Brazzaville, Congo (4.27°S 15.28°E) is 2,578 miles from Giza, or 10.4% of the Earth's mean circumference distance (of 24,892 miles). Other related events have also been taking place to the north-west in Nigeria, including Babura, Abuja, Benin City, Makurdi, Bauchi, and Jos - following a pattern of energetic surges caused by increasingly intense infrasound resonance.

This mathematical relationship of Brazzaville within the global pyramid network reveals the invisible quantum connections linking such anomalous events related to solar activity. This pattern of intense solar flares and the resulting infrasound fires at focal points around the planet will culminate in the intense auroral events of December 22, 2012.

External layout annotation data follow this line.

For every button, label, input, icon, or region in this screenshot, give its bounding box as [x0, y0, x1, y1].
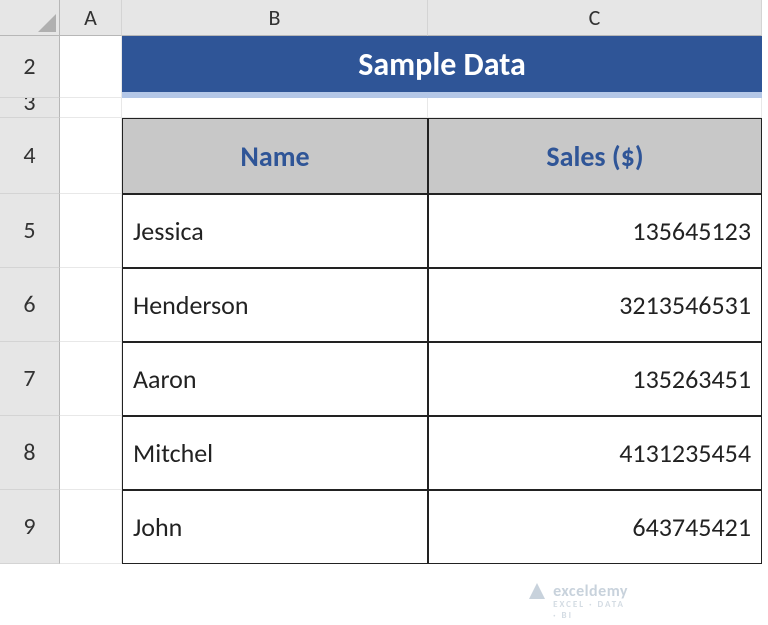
spreadsheet-grid: A B C 2 3 4 5 6 7 8 9 Sample Data Name S…: [0, 0, 762, 564]
table-header-name[interactable]: Name: [122, 118, 428, 194]
table-header-sales[interactable]: Sales ($): [428, 118, 762, 194]
cell-sales-1[interactable]: 3213546531: [428, 268, 762, 342]
cell-sales-2[interactable]: 135263451: [428, 342, 762, 416]
cell-A5[interactable]: [60, 194, 122, 268]
cell-name-1[interactable]: Henderson: [122, 268, 428, 342]
cell-name-2[interactable]: Aaron: [122, 342, 428, 416]
watermark-brand: exceldemy: [553, 582, 628, 601]
cell-sales-3[interactable]: 4131235454: [428, 416, 762, 490]
cell-A8[interactable]: [60, 416, 122, 490]
cell-A2[interactable]: [60, 36, 122, 98]
row-header-3[interactable]: 3: [0, 98, 60, 118]
cell-name-3[interactable]: Mitchel: [122, 416, 428, 490]
title-banner[interactable]: Sample Data: [122, 36, 762, 98]
cell-A6[interactable]: [60, 268, 122, 342]
watermark-logo-icon: [527, 581, 547, 601]
row-header-9[interactable]: 9: [0, 490, 60, 564]
select-all-corner[interactable]: [0, 0, 60, 36]
row-header-2[interactable]: 2: [0, 36, 60, 98]
cell-C3[interactable]: [428, 98, 762, 118]
cell-B3[interactable]: [122, 98, 428, 118]
cell-name-0[interactable]: Jessica: [122, 194, 428, 268]
cell-sales-4[interactable]: 643745421: [428, 490, 762, 564]
column-header-B[interactable]: B: [122, 0, 428, 36]
column-header-C[interactable]: C: [428, 0, 762, 36]
watermark-tag: EXCEL · DATA · BI: [553, 599, 628, 621]
cell-sales-0[interactable]: 135645123: [428, 194, 762, 268]
row-header-6[interactable]: 6: [0, 268, 60, 342]
column-header-A[interactable]: A: [60, 0, 122, 36]
cell-name-4[interactable]: John: [122, 490, 428, 564]
row-header-4[interactable]: 4: [0, 118, 60, 194]
cell-A4[interactable]: [60, 118, 122, 194]
row-header-5[interactable]: 5: [0, 194, 60, 268]
cell-A7[interactable]: [60, 342, 122, 416]
watermark: exceldemy EXCEL · DATA · BI: [527, 581, 628, 601]
cell-A9[interactable]: [60, 490, 122, 564]
cell-A3[interactable]: [60, 98, 122, 118]
select-all-triangle-icon: [38, 14, 56, 32]
row-header-8[interactable]: 8: [0, 416, 60, 490]
row-header-7[interactable]: 7: [0, 342, 60, 416]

Other widely reported examples of such extreme manifestations of this resonance are now simultaneously occurring in Tenerife, Ho, Freetown, Omukondo, Onakaheke, Tsholotsho, Lalapansi, Goodhope, Mpumalanga, Nairobi, Mombasa, Mapuve, Bodibe, Bloemfontein, Durban, Hopewell, Cape Town, Landovica, Beaufort, Galway, Longford, Glasgow, Dublin, Crewe, Waterford, Peterborough, Coventry, Hull, Steeple, London, Surrey, England Egham, Wisbech Messina, Peschici, Berici, across northern Greece, Ratria, Kakori, Mumbai, Kolkata, Charajpura, Kishtwar, Gangyal, Rangrik, Kota Baru, Kuala Lumpur, Santo Tomas, New Norcia Darwin, Rockhampton, Adelaide, Brisbane, Eaglehawk, Sydney, Georgetown, La Pampa, Melipilla, Nelson, and in the US in Seattle, Corvallis, Los Angeles, Soudan SP, Minneapolis, Minnesota New Ulm, Pueblo, Roosevelt Park, Anderson, Bluffton, Georgetown, Homosassa, San Mateo, Vallejo, San Francisco, Clovis, Calaveras, Haverhill, Peabody, Brentwood and New York City.